Manuel Agnelli, leader dei Afterhours e giudice di X Factor, navega in un'analisi acida sulla musica attuale: “Tropppo marketing e pochissimo contenuto”. Agnelli ritiene che la musica Underground sia compromessa.Non è solo la televisione, anche la produzione discografica sia inquinata da tale approccio. “E' un appiattimento che funziona per l'algoritmo, ma non per la creatività”. Questo approccio porterebbe a “bagni di sangue economici e psicologici” per i giovani artisti.
Maggiormente si esprime nella considerazione sulla “schiavitù dei risultati” che regna sui social media e nel mondo musicale, dove si valutano maggiormente i numeri piuttosto che la qualità dell'opera. “Ormai si bada solo ai numeri, non solo nella musica, ma in qualsiasi campo.

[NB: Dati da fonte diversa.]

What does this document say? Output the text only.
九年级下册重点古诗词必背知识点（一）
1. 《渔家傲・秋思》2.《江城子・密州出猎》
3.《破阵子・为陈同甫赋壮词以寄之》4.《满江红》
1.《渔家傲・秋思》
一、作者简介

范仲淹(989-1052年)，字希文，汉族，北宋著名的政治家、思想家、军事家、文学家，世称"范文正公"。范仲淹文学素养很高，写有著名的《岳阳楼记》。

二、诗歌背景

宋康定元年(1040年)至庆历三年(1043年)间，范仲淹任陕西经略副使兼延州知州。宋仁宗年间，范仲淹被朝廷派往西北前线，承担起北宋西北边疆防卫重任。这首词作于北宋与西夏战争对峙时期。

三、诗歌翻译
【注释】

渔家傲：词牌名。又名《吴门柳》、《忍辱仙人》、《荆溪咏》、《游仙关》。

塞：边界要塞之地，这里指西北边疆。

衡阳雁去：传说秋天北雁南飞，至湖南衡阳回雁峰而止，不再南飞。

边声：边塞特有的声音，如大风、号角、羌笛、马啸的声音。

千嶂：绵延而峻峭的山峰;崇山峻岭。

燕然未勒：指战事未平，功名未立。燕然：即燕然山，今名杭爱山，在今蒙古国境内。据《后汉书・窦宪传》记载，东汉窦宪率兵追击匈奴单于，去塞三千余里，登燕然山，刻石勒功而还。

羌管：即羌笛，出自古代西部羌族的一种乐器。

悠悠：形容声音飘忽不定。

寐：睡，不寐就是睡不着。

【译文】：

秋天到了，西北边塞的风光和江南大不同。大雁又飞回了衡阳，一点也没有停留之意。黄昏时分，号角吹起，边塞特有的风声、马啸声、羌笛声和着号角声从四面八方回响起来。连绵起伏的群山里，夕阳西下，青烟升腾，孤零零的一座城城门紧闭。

C'è questa teoria dell'efficienza a tutti i costi, secondo cui senza i numeri non vale la pena fare le cose”.
Agnelli si riferisce alla sua esperienza come giudice di X Factor: “La cosa più difficile è avere a che fare con gente che ha una ‘presunzione allucinante' a 18-19 anni”. “Era un incubo e ci sono state anche liti”, racconta.

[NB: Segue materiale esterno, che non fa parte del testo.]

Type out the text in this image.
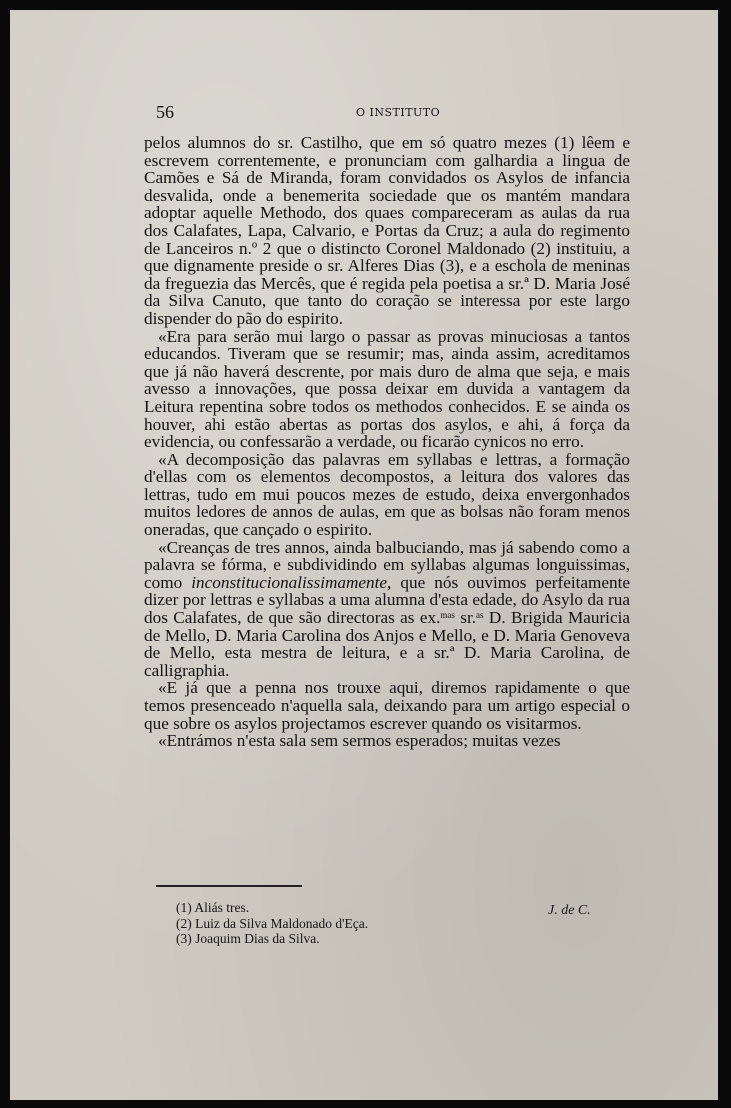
56	O INSTITUTO

pelos alumnos do sr. Castilho, que em só quatro mezes (1) lêem e escrevem correntemente, e pronunciam com galhardia a lingua de Camões e Sá de Miranda, foram convidados os Asylos de infancia desvalida, onde a benemerita sociedade que os mantém mandara adoptar aquelle Methodo, dos quaes compareceram as aulas da rua dos Calafates, Lapa, Calvario, e Portas da Cruz; a aula do regimento de Lanceiros n.º 2 que o distincto Coronel Maldonado (2) instituiu, a que dignamente preside o sr. Alferes Dias (3), e a eschola de meninas da freguezia das Mercês, que é regida pela poetisa a sr.ª D. Maria José da Silva Canuto, que tanto do coração se interessa por este largo dispender do pão do espirito.

«Era para serão mui largo o passar as provas minuciosas a tantos educandos. Tiveram que se resumir; mas, ainda assim, acreditamos que já não haverá descrente, por mais duro de alma que seja, e mais avesso a innovações, que possa deixar em duvida a vantagem da Leitura repentina sobre todos os methodos conhecidos. E se ainda os houver, ahi estão abertas as portas dos asylos, e ahi, á força da evidencia, ou confessarão a verdade, ou ficarão cynicos no erro.

«A decomposição das palavras em syllabas e lettras, a formação d'ellas com os elementos decompostos, a leitura dos valores das lettras, tudo em mui poucos mezes de estudo, deixa envergonhados muitos ledores de annos de aulas, em que as bolsas não foram menos oneradas, que cançado o espirito.

«Creanças de tres annos, ainda balbuciando, mas já sabendo como a palavra se fórma, e subdividindo em syllabas algumas longuissimas, como inconstitucionalissimamente, que nós ouvimos perfeitamente dizer por lettras e syllabas a uma alumna d'esta edade, do Asylo da rua dos Calafates, de que são directoras as ex.$^{mas}$ sr.$^{as}$ D. Brigida Mauricia de Mello, D. Maria Carolina dos Anjos e Mello, e D. Maria Genoveva de Mello, esta mestra de leitura, e a sr.ª D. Maria Carolina, de calligraphia.

«E já que a penna nos trouxe aqui, diremos rapidamente o que temos presenceado n'aquella sala, deixando para um artigo especial o que sobre os asylos projectamos escrever quando os visitarmos.

«Entrámos n'esta sala sem sermos esperados; muitas vezes

(1) Aliás tres.
(2) Luiz da Silva Maldonado d'Eça.
(3) Joaquim Dias da Silva.
J. de C.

Sull'argomentO Maneskin, Agnelli confessa di averli “spinti” verso il rock, sfidando la loro volontà di diventare “schocking”, ma riconoscendo che “lui [Damiano] aveva un talento pazzesco nell'essere così arrogante”.
Il leader dei Afterhours si conclude lamentando che il popolo italiano non sappia fare “progettare in grande” e che la paura di non raggiungere i numeri bedina laQuality urge copyright.
Si indigna della produzione discografica italiana: “Non è più nuova, ma è super rappresentativa di quello che la società e i ragazzi sono oggi. È tutto virtuale e digitale. La produzione è fatta in serie. Tutti hanno gli stessi autori. È puro business. I ragazzi sono più imprenditori che artisti. E però tutto questo prima o poi finirà…”.
Fonte: BSMT – Podcast di Gianluca Gazzoli.